Rios concorda que há possibilidade de explorar diversas cadeias de valor com um acordo de livre-comércio entre Brasil e México, mas observa que, para isso, o Brasil precisa estar disposto a abrir o mercado para produtos mexicanos.
Ela avalia que as tratativas nunca foram adiante por uma série de fatores. Entre eles, o receio de diferentes governos sobre os efeitos negativos para a indústria brasileira uma vez que o México integra, com os Estados Unidos e o Canadá, o Acordo Estados Unidos-México-Canadá (USMCA), que substituiu o Nafta em julho de 2020, no primeiro mandato de Trump.
“Havia um temor de que o mercado brasileiro poderia receber produtos provenientes do México que não cumprissem as regras de origem [conjunto de normas que determina se um produto pode ser considerado originário de um país ou não], o que poderia ser uma forma de o Brasil importar produtos americanos indiretamente”, diz.
O México enxerga o Brasil como uma economia fechada e com uma série de barreiras não-tarifárias, segundo Rios. “Há uma certa falta de confiança entre os dois países que nunca se permitiu que se avançasse nessas tentativas.” Barral chama atenção ainda para o protecionismo do setor agrícola mexicano, que teme a concorrência da produção brasileira: “O Brasil não quer ampliar o acordo sem incluir o agronegócio. E o setor agrícola mexicano é muito protecionista.”
Frederico Lamego, superintendente de Relações Internacionais da Confederação Nacional da Indústria (CNI), diz que o comércio bilateral entre Brasil e México é complementar e que as assimetrias podem ser resolvidas na negociação. “A lógica de um acordo comercial prevê instrumentos como exclusão de produtos sensíveis e períodos de desgravação prolongados, que podem chegar a dez anos ou mais, dando previsibilidade e tempo de adaptação aos setores envolvidos”, argumenta.

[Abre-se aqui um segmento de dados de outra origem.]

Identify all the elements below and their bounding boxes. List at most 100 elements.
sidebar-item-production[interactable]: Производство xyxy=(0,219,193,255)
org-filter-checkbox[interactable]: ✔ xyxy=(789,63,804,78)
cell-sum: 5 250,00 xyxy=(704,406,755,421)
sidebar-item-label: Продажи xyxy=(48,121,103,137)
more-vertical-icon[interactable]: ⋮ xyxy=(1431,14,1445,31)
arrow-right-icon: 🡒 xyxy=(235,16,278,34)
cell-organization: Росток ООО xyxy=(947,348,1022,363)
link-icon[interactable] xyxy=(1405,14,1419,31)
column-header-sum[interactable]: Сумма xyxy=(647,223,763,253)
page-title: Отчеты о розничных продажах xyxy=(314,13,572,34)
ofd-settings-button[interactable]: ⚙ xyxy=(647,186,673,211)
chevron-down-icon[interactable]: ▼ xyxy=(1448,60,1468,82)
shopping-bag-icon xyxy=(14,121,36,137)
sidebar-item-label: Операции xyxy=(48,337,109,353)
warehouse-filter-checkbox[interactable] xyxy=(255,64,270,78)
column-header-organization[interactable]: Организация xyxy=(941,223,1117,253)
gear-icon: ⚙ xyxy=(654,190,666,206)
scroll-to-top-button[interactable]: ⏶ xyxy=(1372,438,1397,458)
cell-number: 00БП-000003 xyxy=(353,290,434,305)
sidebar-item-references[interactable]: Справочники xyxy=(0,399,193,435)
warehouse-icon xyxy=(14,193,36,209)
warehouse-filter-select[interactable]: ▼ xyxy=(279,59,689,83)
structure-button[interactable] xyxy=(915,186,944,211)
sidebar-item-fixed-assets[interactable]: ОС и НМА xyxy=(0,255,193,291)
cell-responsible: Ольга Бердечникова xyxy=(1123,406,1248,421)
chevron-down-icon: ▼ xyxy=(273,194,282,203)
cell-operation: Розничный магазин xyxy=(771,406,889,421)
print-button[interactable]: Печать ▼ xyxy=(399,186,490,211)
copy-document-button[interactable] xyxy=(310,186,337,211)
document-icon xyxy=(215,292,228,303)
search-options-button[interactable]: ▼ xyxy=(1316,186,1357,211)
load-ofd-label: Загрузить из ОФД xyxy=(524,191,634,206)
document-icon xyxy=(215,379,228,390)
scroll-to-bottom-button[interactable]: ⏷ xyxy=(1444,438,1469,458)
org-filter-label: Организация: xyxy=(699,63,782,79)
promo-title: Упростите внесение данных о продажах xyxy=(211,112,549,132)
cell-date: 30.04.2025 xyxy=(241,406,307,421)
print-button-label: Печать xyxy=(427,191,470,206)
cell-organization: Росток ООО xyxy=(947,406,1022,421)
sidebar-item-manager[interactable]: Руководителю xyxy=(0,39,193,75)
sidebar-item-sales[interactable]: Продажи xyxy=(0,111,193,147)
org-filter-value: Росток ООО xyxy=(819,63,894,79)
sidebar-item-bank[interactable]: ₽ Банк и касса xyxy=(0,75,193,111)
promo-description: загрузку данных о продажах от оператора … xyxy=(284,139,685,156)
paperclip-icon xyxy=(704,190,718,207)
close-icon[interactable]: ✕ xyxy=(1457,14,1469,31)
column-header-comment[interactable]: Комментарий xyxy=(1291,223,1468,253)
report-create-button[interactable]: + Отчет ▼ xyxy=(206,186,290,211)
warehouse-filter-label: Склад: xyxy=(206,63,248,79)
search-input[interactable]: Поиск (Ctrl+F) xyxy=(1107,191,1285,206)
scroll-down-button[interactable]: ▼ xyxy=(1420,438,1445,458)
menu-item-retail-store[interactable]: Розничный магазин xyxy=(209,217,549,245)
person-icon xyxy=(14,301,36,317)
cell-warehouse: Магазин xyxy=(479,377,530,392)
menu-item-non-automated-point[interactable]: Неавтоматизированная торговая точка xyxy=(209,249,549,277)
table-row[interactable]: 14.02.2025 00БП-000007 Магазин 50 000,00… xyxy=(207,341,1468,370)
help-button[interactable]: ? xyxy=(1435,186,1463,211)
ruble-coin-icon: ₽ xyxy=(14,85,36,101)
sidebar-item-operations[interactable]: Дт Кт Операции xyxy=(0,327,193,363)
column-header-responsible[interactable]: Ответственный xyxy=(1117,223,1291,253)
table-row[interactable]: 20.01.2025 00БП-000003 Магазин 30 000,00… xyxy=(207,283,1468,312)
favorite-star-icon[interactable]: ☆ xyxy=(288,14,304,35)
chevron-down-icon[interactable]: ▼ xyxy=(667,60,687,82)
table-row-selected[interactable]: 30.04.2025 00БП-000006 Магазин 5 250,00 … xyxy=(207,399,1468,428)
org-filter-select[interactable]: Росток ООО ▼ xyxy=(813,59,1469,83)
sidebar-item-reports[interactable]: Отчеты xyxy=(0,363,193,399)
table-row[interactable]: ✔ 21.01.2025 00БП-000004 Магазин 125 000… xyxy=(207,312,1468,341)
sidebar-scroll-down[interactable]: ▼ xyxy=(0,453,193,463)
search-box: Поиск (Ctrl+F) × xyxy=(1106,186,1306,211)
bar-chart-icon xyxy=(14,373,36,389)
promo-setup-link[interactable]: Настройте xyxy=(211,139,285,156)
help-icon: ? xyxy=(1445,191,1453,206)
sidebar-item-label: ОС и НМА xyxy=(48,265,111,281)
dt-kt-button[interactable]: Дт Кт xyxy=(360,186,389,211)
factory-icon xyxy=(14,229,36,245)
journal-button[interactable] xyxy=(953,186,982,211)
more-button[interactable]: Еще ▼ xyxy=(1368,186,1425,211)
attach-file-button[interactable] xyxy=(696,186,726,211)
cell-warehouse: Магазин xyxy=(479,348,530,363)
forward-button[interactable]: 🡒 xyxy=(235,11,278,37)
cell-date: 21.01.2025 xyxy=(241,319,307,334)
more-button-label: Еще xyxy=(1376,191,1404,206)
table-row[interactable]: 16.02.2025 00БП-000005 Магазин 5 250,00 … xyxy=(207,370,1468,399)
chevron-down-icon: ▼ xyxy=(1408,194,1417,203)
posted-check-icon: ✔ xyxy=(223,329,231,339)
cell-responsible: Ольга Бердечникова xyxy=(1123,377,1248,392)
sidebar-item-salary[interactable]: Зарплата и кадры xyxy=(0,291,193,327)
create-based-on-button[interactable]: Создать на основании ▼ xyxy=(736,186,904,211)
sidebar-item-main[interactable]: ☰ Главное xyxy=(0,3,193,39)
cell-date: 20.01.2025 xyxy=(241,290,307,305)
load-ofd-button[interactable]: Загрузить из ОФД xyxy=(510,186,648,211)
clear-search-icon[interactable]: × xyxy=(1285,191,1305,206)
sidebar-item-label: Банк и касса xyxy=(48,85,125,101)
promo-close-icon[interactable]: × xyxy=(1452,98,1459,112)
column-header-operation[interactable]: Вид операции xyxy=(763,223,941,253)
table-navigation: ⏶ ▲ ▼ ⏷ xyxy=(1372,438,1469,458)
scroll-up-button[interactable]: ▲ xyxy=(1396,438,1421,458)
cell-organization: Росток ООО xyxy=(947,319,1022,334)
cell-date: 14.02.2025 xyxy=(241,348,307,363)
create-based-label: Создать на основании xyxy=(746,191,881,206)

Lamego diz que Brasil e México representam 55% do PIB regional, 52% da população e 66% do comércio exterior na América Latina, mas reconhece que a integração econômica entre os dois países ainda está aquém do potencial. “Na prática, as barreiras comerciais ainda restringem o comércio bilateral.” Ele diz que há 434 oportunidades identificadas para produtos brasileiros no mercado mexicano, 95,6% relacionadas à indústria de transformação; cerca de 70% dos produtos comercializados entre os dois países ainda não contam com acesso preferencial.
O professor do Instituto de Relações Internacionais da Universidade de São Paulo (USP), Jorge Amâncio Oliveira, entende que a busca por novos parceiros comerciais não será eficaz a curto prazo. Há ainda diferenças no perfil de produtos exportados pelo Brasil para o México e para os EUA, o que limita a substituição imediata dos mercados. “Os produtos que são exportados para os EUA não são os mesmos que para o México. Um exemplo disso são as aeronaves da Embraer”, diz. E completa: “A escala de exportação de carne, soja e demais produtos agrícolas para os EUA também não é a mesma.”
Para Barral, um ponto favorável ao acordo é que os dois maiores países da América Latina têm mercados consumidores em nível semelhante de desenvolvimento. O México, porém, depende muito dos EUA. “Hoje 80% das exportações do México vão para os EUA. Sob a pressão das tarifas, eles [mexicanos] vão procurar expandir e diversificar relações comerciais e o Brasil é um grande candidato”, diz.